The End, by Anna
A Light Zachary108 pages
Cover design: A Light Zachary
ISBN 9781988355023
Fall 2016
I have written the following abridged biography, including a few notes on her work, for your benefit: first, so that you may begin to know Anna as I knew her, and second, so that maybe you will understand what she wished to accomplish with ‘The End’, maybe hold it in mind as you shiver on some forsaken permafrost and wait for death.
Anna’s greatest artwork would have also been her last: live-streaming her death of exposure on a remote stretch of tundra. Part love triangle, part meditation on performance art, and part archival document of a creative prodigy, this genre-bending short novel is an intelligent and emotionally resonant work from a bold and ambitious new literary voice.
Praise
“An expertly-written dream of a book that can be read on a train ride, The End, by Anna is beautiful and lush and will provoke reflection long after it’s put down.”
– Casey Plett, author of Little Fish
“The End, by Anna is glorious literature for our post-internet age. Queer, subversive, with a delicate melancholy that has stared at the screen for long enough and now wants to embrace the world. Literature as performance but better than that. This short book has all the space it needs to cut us to the quick.”
– Jacob Wren, author of Rich & Poor
“The End, by Anna goes beyond our reality to become something that straddles art, literature, poetry, and pure sensation. I read it in one big gulp.”
– Jess Taylor, author of Pauls
Press
The Globe and Mail – “This is a quick hit of fiction and it’s just the right length: mess without maudlin, the white-hot burn of young ambition, the shimmer of spectacle before it’s all cut short.”
CBC Radio – “Far-out yet resonant. I couldn’t put it down.”
The Town Crier – “I think my fiction is only successful when I treat it as non-fiction; when I imagine an altered version of myself sitting and writing the story of their life as honestly as possible. The End’s narrator is often unreliable, but not as far as they know. In doing that, I want to try to never shy from saying what things actually are and what is really happening. If subtlety escapes me, so be it.”

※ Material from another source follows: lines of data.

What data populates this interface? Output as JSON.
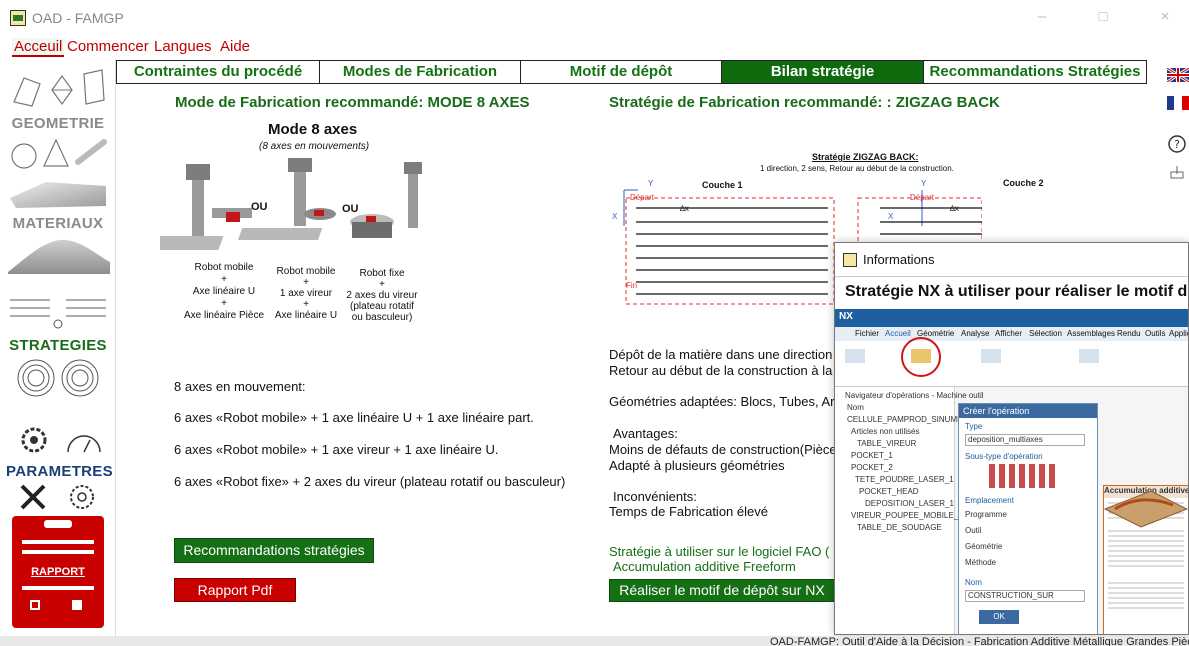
{
  "window": {
    "title": "OAD - FAMGP",
    "controls": {
      "minimize": "–",
      "maximize": "□",
      "close": "×"
    }
  },
  "menu": [
    "Acceuil",
    "Commencer",
    "Langues",
    "Aide"
  ],
  "sidebar": {
    "geometrie": "GEOMETRIE",
    "materiaux": "MATERIAUX",
    "strategies": "STRATEGIES",
    "parametres": "PARAMETRES",
    "rapport": "RAPPORT"
  },
  "tabs": [
    "Contraintes du procédé",
    "Modes de Fabrication",
    "Motif de dépôt",
    "Bilan stratégie",
    "Recommandations Stratégies"
  ],
  "left": {
    "heading": "Mode de Fabrication recommandé: MODE 8 AXES",
    "mode_title": "Mode 8 axes",
    "mode_subtitle": "(8 axes en mouvements)",
    "ou1": "OU",
    "ou2": "OU",
    "robot1": [
      "Robot mobile",
      "+",
      "Axe linéaire U",
      "+",
      "Axe linéaire Pièce"
    ],
    "robot2": [
      "Robot mobile",
      "+",
      "1 axe vireur",
      "+",
      "Axe linéaire U"
    ],
    "robot3": [
      "Robot fixe",
      "+",
      "2 axes du vireur",
      "(plateau rotatif",
      "ou basculeur)"
    ],
    "line1": "8 axes en mouvement:",
    "line2": "6 axes «Robot mobile» + 1 axe linéaire U + 1 axe linéaire part.",
    "line3": "6 axes «Robot mobile» + 1 axe vireur + 1 axe linéaire U.",
    "line4": "6 axes «Robot fixe» + 2 axes du vireur (plateau rotatif ou basculeur)",
    "btn_reco": "Recommandations stratégies",
    "btn_pdf": "Rapport Pdf"
  },
  "right": {
    "heading": "Stratégie de Fabrication recommandé: : ZIGZAG BACK",
    "diagram_title": "Stratégie ZIGZAG BACK:",
    "diagram_subtitle": "1 direction, 2 sens, Retour au début de la construction.",
    "couche1": "Couche 1",
    "couche2": "Couche 2",
    "depart": "Départ",
    "fin": "Fin",
    "dx": "∆x",
    "axis_x": "X",
    "axis_y": "Y",
    "desc1": "Dépôt de la matière dans une direction",
    "desc2": "Retour au début de la construction à la",
    "desc3": "Géométries adaptées: Blocs, Tubes, Ar",
    "adv_title": "Avantages:",
    "adv1": "Moins de défauts de construction(Pièce",
    "adv2": "Adapté à plusieurs géométries",
    "inc_title": "Inconvénients:",
    "inc1": "Temps de Fabrication élevé",
    "logiciel1": "Stratégie à utiliser sur le logiciel FAO (",
    "logiciel2": "Accumulation additive Freeform",
    "btn_nx": "Réaliser le motif de dépôt sur NX"
  },
  "modal": {
    "title": "Informations",
    "heading": "Stratégie NX à utiliser pour réaliser le motif de",
    "nx_menu": [
      "Fichier",
      "Accueil",
      "Géométrie",
      "Analyse",
      "Afficher",
      "Sélection",
      "Assemblages",
      "Rendu",
      "Outils",
      "Applica"
    ],
    "nav_items": [
      "Navigateur d'opérations - Machine outil",
      "Nom",
      "CELLULE_PAMPROD_SINUMERIK",
      "Articles non utilisés",
      "TABLE_VIREUR",
      "POCKET_1",
      "POCKET_2",
      "TETE_POUDRE_LASER_1",
      "POCKET_HEAD",
      "DEPOSITION_LASER_1",
      "VIREUR_POUPEE_MOBILE_MO...",
      "TABLE_DE_SOUDAGE"
    ],
    "dialog_title": "Créer l'opération",
    "dialog_type": "Type",
    "dialog_type_value": "deposition_multiaxes",
    "dialog_subtype": "Sous-type d'opération",
    "dialog_emplacement": "Emplacement",
    "dialog_fields": [
      "Programme",
      "Outil",
      "Géométrie",
      "Méthode"
    ],
    "dialog_nom": "Nom",
    "dialog_nom_value": "CONSTRUCTION_SUR",
    "dialog_ok": "OK",
    "callout_title": "Accumulation additive Freeform",
    "status": "OAD-FAMGP: Outil d'Aide à la Décision - Fabrication Additive Métallique Grandes Pièces"
  },
  "colors": {
    "green": "#156f15",
    "red": "#c80000",
    "blue": "#1c3f78",
    "tab_active": "#0d6b0d"
  }
}
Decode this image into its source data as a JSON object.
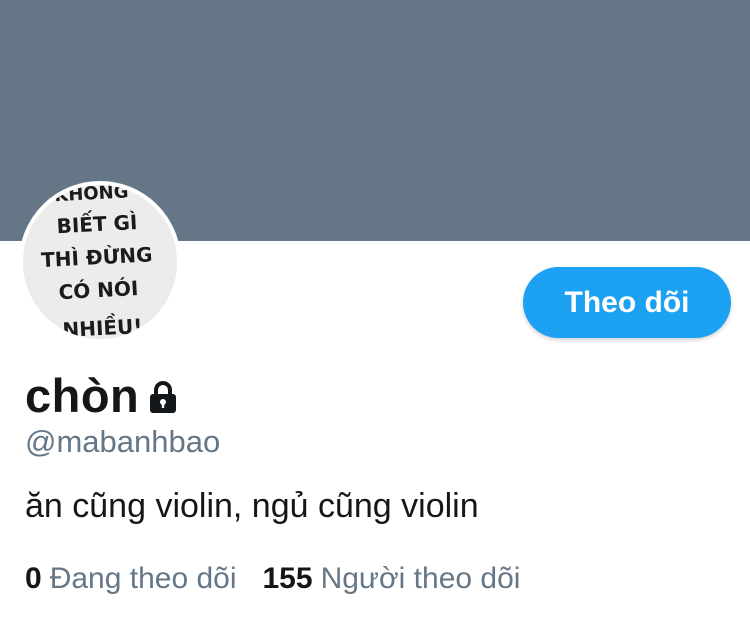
{
  "colors": {
    "banner": "#657786",
    "primary_text": "#14171a",
    "secondary_text": "#657786",
    "accent": "#1da1f2",
    "background": "#ffffff"
  },
  "profile": {
    "display_name": "chòn",
    "handle": "@mabanhbao",
    "bio": "ăn cũng violin, ngủ cũng violin",
    "protected_icon": "lock-icon",
    "avatar": {
      "lines": [
        "KHÔNG",
        "BIẾT GÌ",
        "THÌ ĐỪNG",
        "CÓ NÓI",
        "NHIỀU!"
      ]
    }
  },
  "actions": {
    "follow_label": "Theo dõi"
  },
  "stats": {
    "following_count": "0",
    "following_label": "Đang theo dõi",
    "followers_count": "155",
    "followers_label": "Người theo dõi"
  }
}
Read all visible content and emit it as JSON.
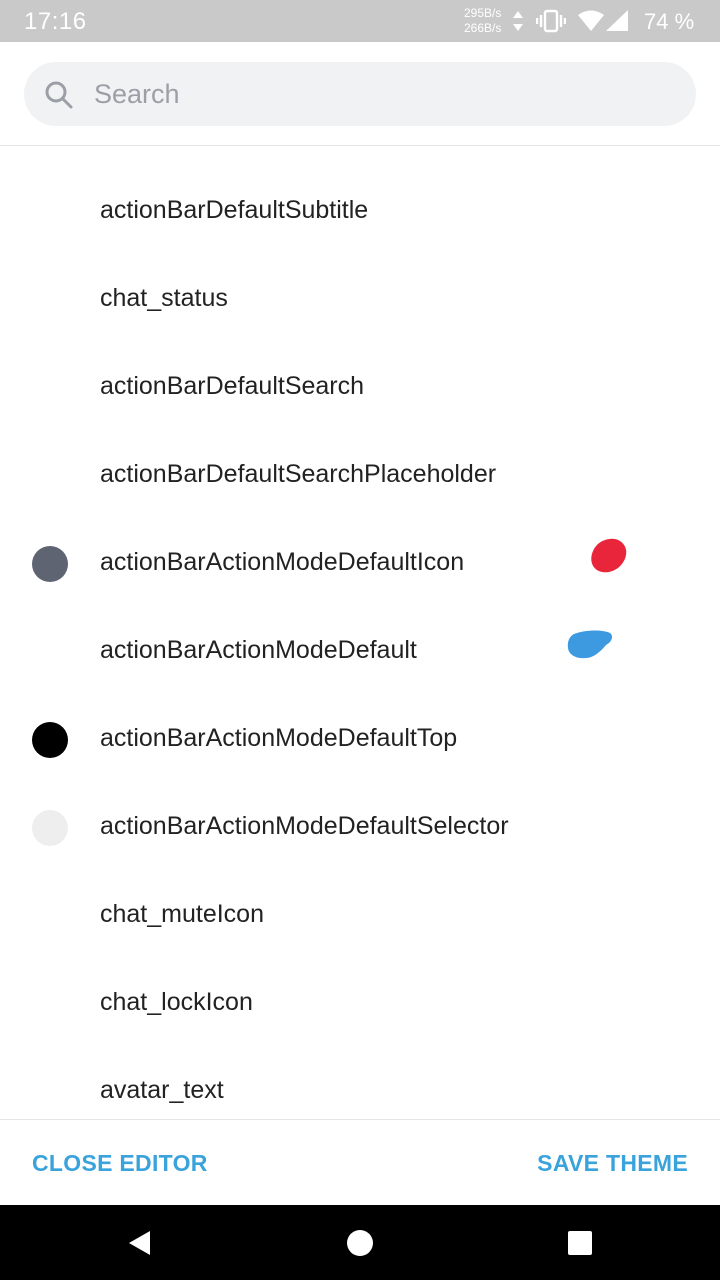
{
  "status_bar": {
    "time": "17:16",
    "net_up": "295B/s",
    "net_down": "266B/s",
    "battery": "74 %",
    "icons": [
      "data-arrows-icon",
      "vibrate-icon",
      "wifi-icon",
      "signal-icon"
    ]
  },
  "search": {
    "placeholder": "Search",
    "value": ""
  },
  "list": {
    "items": [
      {
        "label": "actionBarDefaultSubtitle",
        "swatch": null
      },
      {
        "label": "chat_status",
        "swatch": null
      },
      {
        "label": "actionBarDefaultSearch",
        "swatch": null
      },
      {
        "label": "actionBarDefaultSearchPlaceholder",
        "swatch": null
      },
      {
        "label": "actionBarActionModeDefaultIcon",
        "swatch": "#5f6472"
      },
      {
        "label": "actionBarActionModeDefault",
        "swatch": null
      },
      {
        "label": "actionBarActionModeDefaultTop",
        "swatch": "#000000"
      },
      {
        "label": "actionBarActionModeDefaultSelector",
        "swatch": "#eeeeee"
      },
      {
        "label": "chat_muteIcon",
        "swatch": null
      },
      {
        "label": "chat_lockIcon",
        "swatch": null
      },
      {
        "label": "avatar_text",
        "swatch": null
      }
    ]
  },
  "marks": {
    "red": "#e8253b",
    "blue": "#3e9ae0"
  },
  "actions": {
    "close_editor": "CLOSE EDITOR",
    "save_theme": "SAVE THEME",
    "accent": "#3aa3dc"
  },
  "nav": {
    "icons": [
      "back-icon",
      "home-icon",
      "recents-icon"
    ]
  }
}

Vagabond City – “Vibrant and experimental, it is a true success in fiction writing by a self-proclaimed poet, whose work addresses the fundamental question: What does it mean to make good art?”
Entropy – “That a novel expressing so much lack of sentiment about death can make the reality of a death so shocking, carry the horror and ugly finality of it into the text, is powerful.”
Coach House Books – “An elegant and radical little read, stuffing questions of poetry, art and performance into just 100 pages.”
Worn – “This novel by A Light Zachary is a piece of art. Zachary is astounding.”